Test `GLM` with scikit-learn `check_estimator` (setting attributes during init )
titipata opened this issue · 6 comments
According to openjournals/joss-reviews#1959 (comment), we cannot use scikit-learn's check_estimator
with GLM
class. We might have set the initial values here and here somewhere outside the init.
from pyglmnet import GLM
from sklearn.utils.estimator_checks import check_estimator
check_estimator(GLM)
Output:
---------------------------------------------------------------------------
AssertionError Traceback (most recent call last)
<ipython-input-10-96431abb45f5> in <module>
----> 1 check_estimator(GLM)
~/anaconda3/lib/python3.7/site-packages/sklearn/utils/estimator_checks.py in check_estimator(Estimator)
292 estimator = Estimator()
293 check_parameters_default_constructible(name, Estimator)
--> 294 check_no_attributes_set_in_init(name, estimator)
295 else:
296 # got an instance
~/anaconda3/lib/python3.7/site-packages/sklearn/utils/estimator_checks.py in check_no_attributes_set_in_init(name, estimator)

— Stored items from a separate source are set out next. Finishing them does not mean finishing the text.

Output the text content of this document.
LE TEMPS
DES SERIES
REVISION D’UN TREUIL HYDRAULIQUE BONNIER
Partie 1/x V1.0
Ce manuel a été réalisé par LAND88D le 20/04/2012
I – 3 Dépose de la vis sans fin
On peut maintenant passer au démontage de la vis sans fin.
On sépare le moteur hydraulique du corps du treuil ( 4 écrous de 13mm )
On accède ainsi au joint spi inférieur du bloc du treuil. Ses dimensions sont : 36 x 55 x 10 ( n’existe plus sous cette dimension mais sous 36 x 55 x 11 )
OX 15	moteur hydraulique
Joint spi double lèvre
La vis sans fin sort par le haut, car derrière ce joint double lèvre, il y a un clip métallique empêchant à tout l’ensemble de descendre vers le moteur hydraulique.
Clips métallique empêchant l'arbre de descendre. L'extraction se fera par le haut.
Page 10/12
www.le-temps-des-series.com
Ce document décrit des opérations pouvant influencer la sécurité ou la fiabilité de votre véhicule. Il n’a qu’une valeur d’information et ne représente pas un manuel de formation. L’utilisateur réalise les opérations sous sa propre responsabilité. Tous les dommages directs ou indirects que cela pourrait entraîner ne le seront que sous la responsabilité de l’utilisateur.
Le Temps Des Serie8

2067 "Estimator %s should not set any attribute apart"
2068 " from parameters during init. Found attributes %s."
-> 2069 % (name, sorted(invalid_attr)))
2070 # Ensure that each parameter is set in init
2071 invalid_attr = set(init_params) - set(vars(estimator)) - {"self"}
AssertionError: Estimator GLM should not set any attribute apart from parameters during init. Found attributes ['beta0_', 'beta_', 'n_iter_', 'rng', 'ynull_'].
I fear this will go down a rabbit hole, but maybe good for the long term. I'll give it a try later today and see how far I can go ...
We can also fix in the writing (paper.md
) first where we specify some functionality that can be used with some crucial scikit-learn functionality but not all.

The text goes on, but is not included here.